To me the importance of this essay is in the fact that the Irish Christians seem to want to include the old Gods into their traditions, and not just simply demonized them (though that also happened). It shows that the conversion from Pagan to Christian really did happen slowly and bloodlessly with elements of Paganism clinging till the Later Middle Ages at least.
Staging the Otherworld in Medieval Irish Tradition by Joseph Falaky Nagy: This essay is really about two things; the whole nativist/anti-nativist debate and performance in the Otherworld. Nagy used the first half of the essay to discuss the nativist and anti-nativist views of Irish and Welsh literary traditions. His idea is that we really can’t (and shouldn’t) dismiss either view, even thought he is obviously a nativist. He explained what each view can contribute to the study of the literature and how important it all is to the over all picture.
The second half was about music and poetry and how it was portrayed in the literature, and how it seems that the traditions seem to be saying that they come from the Otherworld.
I have to admit that the second half of this essay was just a tad confusing to me and I had to read it a couple of times to understand what exactly the author was getting at and I’m still not sure if I got it right entirely.
The Biblical Dimension of Early Medieval Latin Texts by Thomas O’Loughlin: In this essay the author argues that the biblical texts of the Early Medieval period should not just be studied only by theologians and historians of biblical exegesis, instead they should be studied by different disciplines and details teased out of them.
I agree with O’Loughlin that these texts need to be studied not just by the theologians and biblical historians but also by people in other disciplines.

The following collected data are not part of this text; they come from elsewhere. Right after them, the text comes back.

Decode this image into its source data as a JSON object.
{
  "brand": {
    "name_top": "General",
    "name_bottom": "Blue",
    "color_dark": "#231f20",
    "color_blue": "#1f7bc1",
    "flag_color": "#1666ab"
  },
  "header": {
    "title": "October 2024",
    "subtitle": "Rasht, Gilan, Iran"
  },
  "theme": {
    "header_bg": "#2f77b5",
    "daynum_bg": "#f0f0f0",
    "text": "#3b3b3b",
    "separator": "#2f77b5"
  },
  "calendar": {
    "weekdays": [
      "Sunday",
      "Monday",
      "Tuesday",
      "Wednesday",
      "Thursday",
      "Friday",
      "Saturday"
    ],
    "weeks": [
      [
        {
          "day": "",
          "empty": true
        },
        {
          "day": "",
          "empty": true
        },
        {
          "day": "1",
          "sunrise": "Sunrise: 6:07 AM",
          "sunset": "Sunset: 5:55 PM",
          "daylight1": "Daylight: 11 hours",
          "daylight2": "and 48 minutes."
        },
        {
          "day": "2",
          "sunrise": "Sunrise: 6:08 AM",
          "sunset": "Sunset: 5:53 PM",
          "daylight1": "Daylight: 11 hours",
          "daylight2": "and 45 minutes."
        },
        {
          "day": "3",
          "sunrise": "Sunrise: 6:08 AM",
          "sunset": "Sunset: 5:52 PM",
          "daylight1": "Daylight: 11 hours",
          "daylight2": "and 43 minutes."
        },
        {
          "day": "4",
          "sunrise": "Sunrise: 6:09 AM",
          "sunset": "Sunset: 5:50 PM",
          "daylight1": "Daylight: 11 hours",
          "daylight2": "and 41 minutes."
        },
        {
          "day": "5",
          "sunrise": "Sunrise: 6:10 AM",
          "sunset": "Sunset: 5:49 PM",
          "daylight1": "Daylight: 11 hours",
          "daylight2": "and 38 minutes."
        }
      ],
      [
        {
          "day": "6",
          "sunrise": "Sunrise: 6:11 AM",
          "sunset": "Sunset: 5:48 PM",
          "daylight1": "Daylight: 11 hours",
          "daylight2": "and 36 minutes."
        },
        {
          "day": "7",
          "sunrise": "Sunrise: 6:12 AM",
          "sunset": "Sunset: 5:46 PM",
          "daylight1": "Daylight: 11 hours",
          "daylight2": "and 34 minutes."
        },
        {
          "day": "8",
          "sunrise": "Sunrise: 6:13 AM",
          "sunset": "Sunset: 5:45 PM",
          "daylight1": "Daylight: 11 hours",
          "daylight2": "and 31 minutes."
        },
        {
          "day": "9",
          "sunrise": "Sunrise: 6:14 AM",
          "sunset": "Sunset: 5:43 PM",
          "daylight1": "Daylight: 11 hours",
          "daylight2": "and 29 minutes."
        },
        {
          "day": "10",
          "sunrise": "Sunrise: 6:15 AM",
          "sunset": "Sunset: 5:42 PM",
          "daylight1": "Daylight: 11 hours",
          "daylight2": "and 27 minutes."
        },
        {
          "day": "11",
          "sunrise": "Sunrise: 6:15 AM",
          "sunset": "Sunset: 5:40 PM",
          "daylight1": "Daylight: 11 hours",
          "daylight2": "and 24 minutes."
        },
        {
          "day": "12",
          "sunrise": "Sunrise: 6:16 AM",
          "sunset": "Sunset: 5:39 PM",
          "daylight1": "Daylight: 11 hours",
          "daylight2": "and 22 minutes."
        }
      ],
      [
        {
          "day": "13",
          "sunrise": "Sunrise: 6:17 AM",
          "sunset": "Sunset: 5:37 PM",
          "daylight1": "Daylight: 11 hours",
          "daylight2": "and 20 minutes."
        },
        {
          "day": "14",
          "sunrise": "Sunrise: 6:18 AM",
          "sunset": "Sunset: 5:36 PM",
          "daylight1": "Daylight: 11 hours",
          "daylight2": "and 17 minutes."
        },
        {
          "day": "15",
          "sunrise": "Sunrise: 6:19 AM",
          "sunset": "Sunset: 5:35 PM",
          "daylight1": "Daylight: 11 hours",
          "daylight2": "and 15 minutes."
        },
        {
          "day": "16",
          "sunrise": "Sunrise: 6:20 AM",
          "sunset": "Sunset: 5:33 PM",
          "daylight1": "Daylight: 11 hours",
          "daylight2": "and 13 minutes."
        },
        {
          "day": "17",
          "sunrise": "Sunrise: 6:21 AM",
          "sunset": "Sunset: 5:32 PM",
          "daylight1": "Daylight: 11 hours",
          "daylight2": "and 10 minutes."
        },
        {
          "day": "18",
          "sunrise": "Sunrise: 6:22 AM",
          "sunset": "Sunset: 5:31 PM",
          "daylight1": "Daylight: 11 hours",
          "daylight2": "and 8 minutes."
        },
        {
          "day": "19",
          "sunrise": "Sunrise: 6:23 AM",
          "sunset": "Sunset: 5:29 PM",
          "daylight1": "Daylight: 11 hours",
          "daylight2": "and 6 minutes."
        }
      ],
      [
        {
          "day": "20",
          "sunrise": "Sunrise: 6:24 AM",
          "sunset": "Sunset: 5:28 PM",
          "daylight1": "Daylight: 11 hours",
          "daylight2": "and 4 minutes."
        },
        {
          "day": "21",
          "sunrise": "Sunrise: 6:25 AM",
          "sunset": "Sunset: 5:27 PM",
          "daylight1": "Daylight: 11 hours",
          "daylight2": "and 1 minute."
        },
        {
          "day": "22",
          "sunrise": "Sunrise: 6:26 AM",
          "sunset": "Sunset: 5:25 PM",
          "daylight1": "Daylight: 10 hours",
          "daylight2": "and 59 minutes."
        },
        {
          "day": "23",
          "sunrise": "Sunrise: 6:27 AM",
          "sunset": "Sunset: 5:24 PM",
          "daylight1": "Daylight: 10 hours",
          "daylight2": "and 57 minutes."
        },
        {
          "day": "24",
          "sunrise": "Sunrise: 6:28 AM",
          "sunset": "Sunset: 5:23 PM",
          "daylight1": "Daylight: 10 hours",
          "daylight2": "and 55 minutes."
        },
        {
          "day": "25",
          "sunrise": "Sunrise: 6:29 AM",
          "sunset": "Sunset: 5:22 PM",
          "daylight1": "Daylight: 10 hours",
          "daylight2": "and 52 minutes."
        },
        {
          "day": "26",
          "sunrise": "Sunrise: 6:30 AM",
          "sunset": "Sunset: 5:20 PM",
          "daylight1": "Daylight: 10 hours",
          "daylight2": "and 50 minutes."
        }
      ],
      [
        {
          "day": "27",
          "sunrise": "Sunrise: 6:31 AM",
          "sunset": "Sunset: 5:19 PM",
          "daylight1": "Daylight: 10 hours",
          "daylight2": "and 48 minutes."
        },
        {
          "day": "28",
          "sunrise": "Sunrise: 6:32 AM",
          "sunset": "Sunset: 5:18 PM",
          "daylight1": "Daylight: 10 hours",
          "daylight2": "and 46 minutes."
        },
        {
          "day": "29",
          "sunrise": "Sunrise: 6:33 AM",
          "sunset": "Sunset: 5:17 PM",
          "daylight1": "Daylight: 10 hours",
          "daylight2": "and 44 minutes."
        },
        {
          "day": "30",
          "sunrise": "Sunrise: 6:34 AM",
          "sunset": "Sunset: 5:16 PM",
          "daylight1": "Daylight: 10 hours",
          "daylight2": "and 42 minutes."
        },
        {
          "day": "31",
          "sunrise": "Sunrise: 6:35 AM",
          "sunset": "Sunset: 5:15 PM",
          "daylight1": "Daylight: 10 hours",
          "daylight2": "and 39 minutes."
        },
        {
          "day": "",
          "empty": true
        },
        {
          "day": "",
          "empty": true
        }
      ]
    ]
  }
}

However, I’m sorry to say that that was pretty much all I got out of this essay. Either I just was not ready to read about this yet (which can and has happened before) or the essay was a bit above my pay grade.
Ancient Irish Law Revisited: Rereading the Laws of Status and Franchise by Robin Chapman Stacey: Stacey in this essay studies three Irish status tracts, Críth Gablach, Uraicecht Becc, and Míadshlechtae. She examines issues of gender, political space and symbolic landscapes.
This is a good study of how things were perceived compared to how they really were.
A Dirty Window on the Iron Age? Recent Developments in the Archaeology of Pre-Roman Celtic Religion by Jane Webster: In this essay Webster looks at the study of the Celtic religion through the lens of archaeology, and Irish and Welsh literature. She discusses how this approach needs to be modified with all the new archaeological finds of today and the finds from the Romano-Celtic period.
I think this would have to be my favourite essay of the whole book. It looks at things like archaeology and literature and new methodologies that can be employed to the study of Celtic Religion.
Over all this book is really interesting, and gives a lot of food for thought. This was my first read through of the book and I see a few more in my future. It was also in parts not an easy read, but well worth soldiering through.